The test shows the need for an ordered container in removeBlocks. The patch changes all callsites for this method, and the sets it changes are also not used for much except the call to removeBlocks, so I think it should be fine.

I don't know if a bot exists with LLVM_ENABLE_REVERSE_ITERATION set to true, but if it does, then the check I proposed for the uselist order would likely fail, no?

I believe there is (or some people with a vested interest in it - they might not be testing with an official buildbot). I think it's appropriate for you to validate that the test/change are justified by the reverse iteration mode before committing (by using a local build with reverse iteration).

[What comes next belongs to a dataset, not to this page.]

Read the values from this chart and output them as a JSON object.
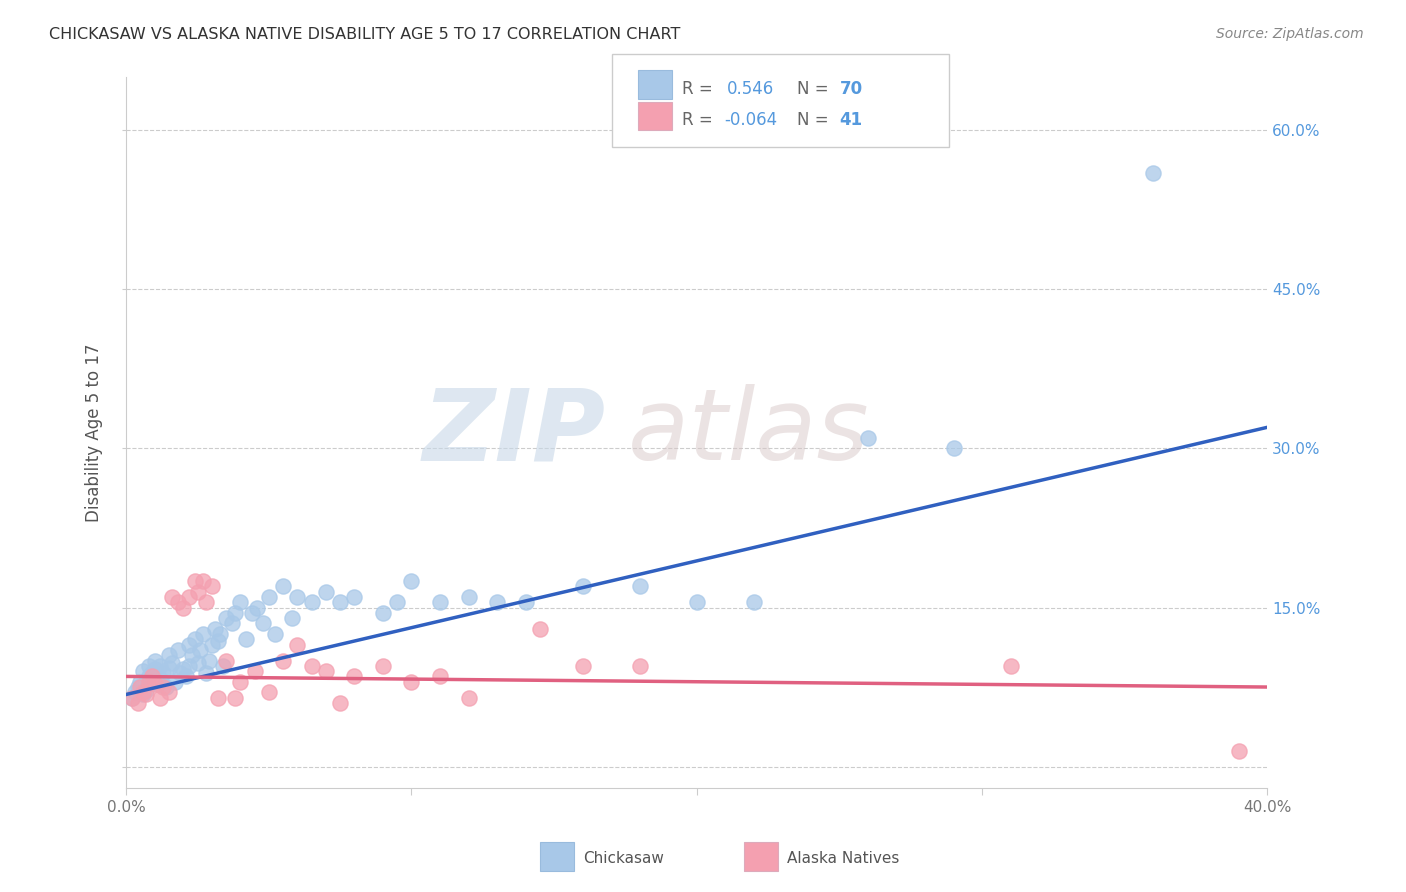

; CHECK: uselistorder i16 0, { 3, 2, 4, 1, 5, 0, 6 }

Does this test case exercise/justify all the container changes in this patch?

The test shows the need for an ordered container in removeBlocks. The patch changes all callsites for this method, and the sets it changes are also not used for much except the call to removeBlocks, so I think it should be fine.

Ah, makes sense - sorry for being vague/not looking more closely at the patch.

Does it seem like all call sites have the same ordering requirement? (or could some callers benefit from/get away with an unordered container?) - maybe that question's not worth trying to answer, not sure.

asbirlea updated this revision to Diff 209612.Jul 12 2019, 3:05 PM

Add test.
Tested with LLVM_ENABLE_REVERSE_ITERATION enabled and without.

asbirlea updated this revision to Diff 209616.Jul 12 2019, 3:11 PM

Add comment in test.

dblaikie accepted this revision.Jul 12 2019, 3:13 PM

Sounds good!

I'm planning to go ahead with the patch as is, and if the test tickles any bots, we can disable/remove/update it.

This revision was automatically updated to reflect the committed changes.